Artificial trans fat will be removed from the U.S. food supply over the next three years under a ruling by regulators that the products pose health risks that contribute to heart disease.
There’s no longer a scientific consensus that partially hydrogenated oils, the main source of trans fat, are generally recognized as safe, according to a final decisionreleased Tuesday by the Food and Drug Administration. The oils are used for frying and in baked goods as well as in confections.
Food companies will be able to petition the FDA to gain approval of specific uses of partially hydrogenated oils if they have data proving the use isn’t harmful. Companies will have until June 2018 to comply with the FDA’s determination, either by removing trans fat or gaining a waiver. The FDA said it hasn’t seen any data to prove that even low levels of partially hydrogenated oils are safe.
The ban will likely cost food companies $6.2 billion over 20 years, according to FDA estimates. Many companies began phasing out trans fats years ago.
“I don’t know how many lives will be saved, but probably in the thousands per year when all the companies are in compliance,” said Michael Jacobson, executive director of the Center for Science in the Public Interest.

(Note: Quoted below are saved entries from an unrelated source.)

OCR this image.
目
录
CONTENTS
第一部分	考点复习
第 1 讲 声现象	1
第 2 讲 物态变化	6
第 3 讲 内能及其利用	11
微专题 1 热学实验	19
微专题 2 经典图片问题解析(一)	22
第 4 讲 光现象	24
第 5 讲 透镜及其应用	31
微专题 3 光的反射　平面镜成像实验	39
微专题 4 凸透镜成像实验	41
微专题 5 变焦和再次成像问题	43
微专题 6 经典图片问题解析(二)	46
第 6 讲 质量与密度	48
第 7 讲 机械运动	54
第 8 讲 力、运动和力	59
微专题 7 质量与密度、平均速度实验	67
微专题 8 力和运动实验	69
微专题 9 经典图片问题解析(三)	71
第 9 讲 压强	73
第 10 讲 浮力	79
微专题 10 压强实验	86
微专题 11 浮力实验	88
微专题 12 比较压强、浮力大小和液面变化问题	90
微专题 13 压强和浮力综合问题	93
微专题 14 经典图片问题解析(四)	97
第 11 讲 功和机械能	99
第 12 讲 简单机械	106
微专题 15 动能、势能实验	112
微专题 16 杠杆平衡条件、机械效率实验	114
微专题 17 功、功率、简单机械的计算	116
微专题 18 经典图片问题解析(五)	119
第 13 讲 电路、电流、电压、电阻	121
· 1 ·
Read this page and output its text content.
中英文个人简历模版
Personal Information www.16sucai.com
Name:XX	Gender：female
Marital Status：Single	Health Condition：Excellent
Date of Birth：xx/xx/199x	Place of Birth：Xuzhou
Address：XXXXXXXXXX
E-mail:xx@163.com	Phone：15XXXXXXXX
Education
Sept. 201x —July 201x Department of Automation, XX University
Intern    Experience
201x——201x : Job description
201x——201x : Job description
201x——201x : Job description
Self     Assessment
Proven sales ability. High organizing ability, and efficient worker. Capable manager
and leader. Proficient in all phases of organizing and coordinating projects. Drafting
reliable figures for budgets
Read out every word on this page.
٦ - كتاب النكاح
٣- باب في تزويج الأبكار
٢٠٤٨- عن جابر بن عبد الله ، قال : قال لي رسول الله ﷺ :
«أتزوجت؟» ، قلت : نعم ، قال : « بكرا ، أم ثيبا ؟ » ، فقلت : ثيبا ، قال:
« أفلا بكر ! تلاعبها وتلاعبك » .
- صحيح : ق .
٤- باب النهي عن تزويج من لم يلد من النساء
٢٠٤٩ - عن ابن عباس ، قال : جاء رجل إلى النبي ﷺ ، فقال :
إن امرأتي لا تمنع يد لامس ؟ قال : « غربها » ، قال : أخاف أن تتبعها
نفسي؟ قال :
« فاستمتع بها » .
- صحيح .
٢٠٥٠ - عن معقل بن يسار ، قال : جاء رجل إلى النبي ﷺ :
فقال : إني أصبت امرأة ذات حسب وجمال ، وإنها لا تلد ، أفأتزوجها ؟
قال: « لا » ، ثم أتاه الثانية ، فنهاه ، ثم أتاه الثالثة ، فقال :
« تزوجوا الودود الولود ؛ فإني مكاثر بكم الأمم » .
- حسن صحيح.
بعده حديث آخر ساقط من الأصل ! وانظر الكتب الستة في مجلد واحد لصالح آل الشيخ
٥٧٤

McDonald’s french fries have been white, limp, and virtually tasteless since the company stopped frying their foods in trans fats in 2008, voluntarily bowing to pressure from government agencies and “consumer advocates.” Now, the government is stepping in to make sure that everything we eat is just as bland and tasteless because, as is the case with most government edicts, the “science is settled” that trans fat is killing thousands of Americans.
Until they discover a decade from now that whatever replaces trans fat in 2018 is killing even more Americans — and then science will have to be resettled.